Monday, January 25, 2010 at 12:26PM |
6 Comments 
Dear UK music industry,
I do hope you enjoyed Midem. I hear it was a little rainy. Now back to the UK and back to business. I would like to introduce you to a friend of mine who inspired me to write this letter. Let's call him Ben, partly because that's his name. Now Ben is perhaps your dream customer: he lives in Clapham, London; has enough disposable income to buy CDs and gig tickets; loves and has a varied taste in music; uses the iTunes store not uTorrent. Ben is strongly opposed to the big rises we've seen over the last few years for gig tickets, especially festival tickets. Ben still buys CDs. New CDs.
On to my point. Ben will not be around forever, and there are very few Bens still around these days. One day even Ben might start sending his friends mp3s via email; watching YouTube videos rather than buying the extended DVD version of Florence & The Machine at Wembley; enjoying as much free content as he can consume and feel good about paying £200 for a gig ticket to make up for that fact.
Remember the good old days when people were excited about CDs, and paid you your full markup? No online discount retailers, no music racks on supermarket shelves. Just HMV, Our Price & Tower Records. And how long did that last? 15 years? Great times for you. 15 out of 133 years of recorded sound, and centuries of live music.
As we've always said from the start, New Music Blog is "all about the music" and if anyone has a problem with us distributing their music then they should let us know. To date we've had not one complaint. So congratulations on that front. Can I also take this opportunity to praise the likes of EMI who actively encourage publications such as NMB by sending us samples of their artists' music.
So how to sum up? To the artists, managers, labels and events organisers in the UK:
- Keep gig tickets priced highly. You have to make some money somewhere. Agreed.
- Stop trying to sell CDs. If someone wants something they can hold, sell them a T-Shirt.
- Stop developing alternatives to the mp3 just so you can bundle in "special" and "interactive" content and charge a premium for it. If a new version of the mp3 should be developed, it will be for increased sound quality only.
- Embrace the return to the roots of the "music industry" - people playing live music. Don't sulk.
To the fans:
- Consume as much new and free music as you wish. But please, go to gigs. Buy T-Shirts. Don't climb the megafence at Glastonbury or baulk at a £6 burger.
- Enjoy the death of auto-tune.
Yours sincerely,
New Music Blog
London, January 2010





Reader Comments (6)
Well said :) especially the death of autotune (and lip-synching):
before: http://www.youtube.com/watch?v=Kvhc5yEByRs
after: http://www.youtube.com/watch?v=YLS29AE6rqw&feature=related
when will we start paying our artists properly? and how....
Very interesting points & well made ones too Mister.Good luck with your endevours. X
Thank you for writing this! I feel the same way about the American music industry.

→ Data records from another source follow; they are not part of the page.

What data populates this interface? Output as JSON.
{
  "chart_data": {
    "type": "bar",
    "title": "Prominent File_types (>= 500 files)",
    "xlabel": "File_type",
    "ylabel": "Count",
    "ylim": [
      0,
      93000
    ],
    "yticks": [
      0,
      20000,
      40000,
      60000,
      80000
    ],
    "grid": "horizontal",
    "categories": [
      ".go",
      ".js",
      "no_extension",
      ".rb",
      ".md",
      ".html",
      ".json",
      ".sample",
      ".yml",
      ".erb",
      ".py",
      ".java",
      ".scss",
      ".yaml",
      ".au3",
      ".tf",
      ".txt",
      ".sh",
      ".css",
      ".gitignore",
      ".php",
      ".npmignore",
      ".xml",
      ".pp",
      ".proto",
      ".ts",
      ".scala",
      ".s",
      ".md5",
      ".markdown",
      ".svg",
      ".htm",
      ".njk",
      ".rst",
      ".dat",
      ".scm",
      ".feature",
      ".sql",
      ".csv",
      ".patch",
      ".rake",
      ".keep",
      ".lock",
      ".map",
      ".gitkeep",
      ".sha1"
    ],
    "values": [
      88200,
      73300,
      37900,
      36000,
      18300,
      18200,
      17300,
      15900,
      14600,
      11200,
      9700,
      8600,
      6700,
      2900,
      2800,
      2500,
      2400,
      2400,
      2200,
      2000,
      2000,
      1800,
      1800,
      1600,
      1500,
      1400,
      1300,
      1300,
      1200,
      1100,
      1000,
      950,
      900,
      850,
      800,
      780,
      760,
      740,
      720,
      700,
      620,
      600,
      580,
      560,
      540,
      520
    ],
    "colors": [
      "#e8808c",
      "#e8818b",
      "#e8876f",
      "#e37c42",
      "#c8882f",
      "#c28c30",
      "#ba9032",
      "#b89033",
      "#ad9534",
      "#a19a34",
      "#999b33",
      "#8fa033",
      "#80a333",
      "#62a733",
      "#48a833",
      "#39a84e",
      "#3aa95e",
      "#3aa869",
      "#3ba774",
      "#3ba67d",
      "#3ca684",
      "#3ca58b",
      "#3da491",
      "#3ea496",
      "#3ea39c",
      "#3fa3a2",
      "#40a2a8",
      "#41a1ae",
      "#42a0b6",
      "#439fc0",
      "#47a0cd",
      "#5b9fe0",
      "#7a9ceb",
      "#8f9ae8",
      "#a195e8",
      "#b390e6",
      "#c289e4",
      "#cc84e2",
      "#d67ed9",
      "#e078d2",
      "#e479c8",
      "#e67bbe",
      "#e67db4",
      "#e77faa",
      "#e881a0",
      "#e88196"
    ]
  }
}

That all well and good, but not all music is played live, ie electronic dance based stuff and not all groups and musicians are going to make a great living from gigs. you cant just encourage people to freely steal an artists music, never buying a cd or paying for a download and think that that is sustainable. equipment is expensive and the time constraints of being an artist, producer, in a band etc are huge and even with a deep passion for their art, many artists have to give up or at least not push it as much as they could because they arent making enough money. if you take away a large part of their potential revenue stream from them, how do you think they will survive and keep striving for success. you have a hippy spirit kind of approach to it all which is fine but to get to the level where anyone would actually want to where a bands t shirt they have to make money to support themselves and put a roof over their heads. without any sales they wont be able to do it and will have to quit. ironically most of these bands that do make it have been picked up by a major or a subsid of a major and so go against the kind of free spirited approach you seem to champion. that isnt to say they didnt work their arses off to get to that stage but they and everyone else would stand a better chance of getting there with the thought that they might make SOME money through sales. in my opinion, sites like yours are great, but they should be an extra way of marketing a new record or act and proving an act to a new potential fan. offering something free in the hope that a listener will respect that artist enough to buy their material. in short, listen, make your mind up and if you really like the artist...support them and buy their cd!
Autotune isn't going away, but it will get increasingly subtle, and hidden so that you won't notice it's there anymore, except for in the most obvious pop songs. The live show will be the test of a good vocalist, like it should be (of course, live auto-tune will put paid to that) ;)
MP3s may distribute widely, and CD sales may plumment, but many artists know, there still loads of money in music. It's about getting your tracks on to television commercials! TV advertising music still makes money.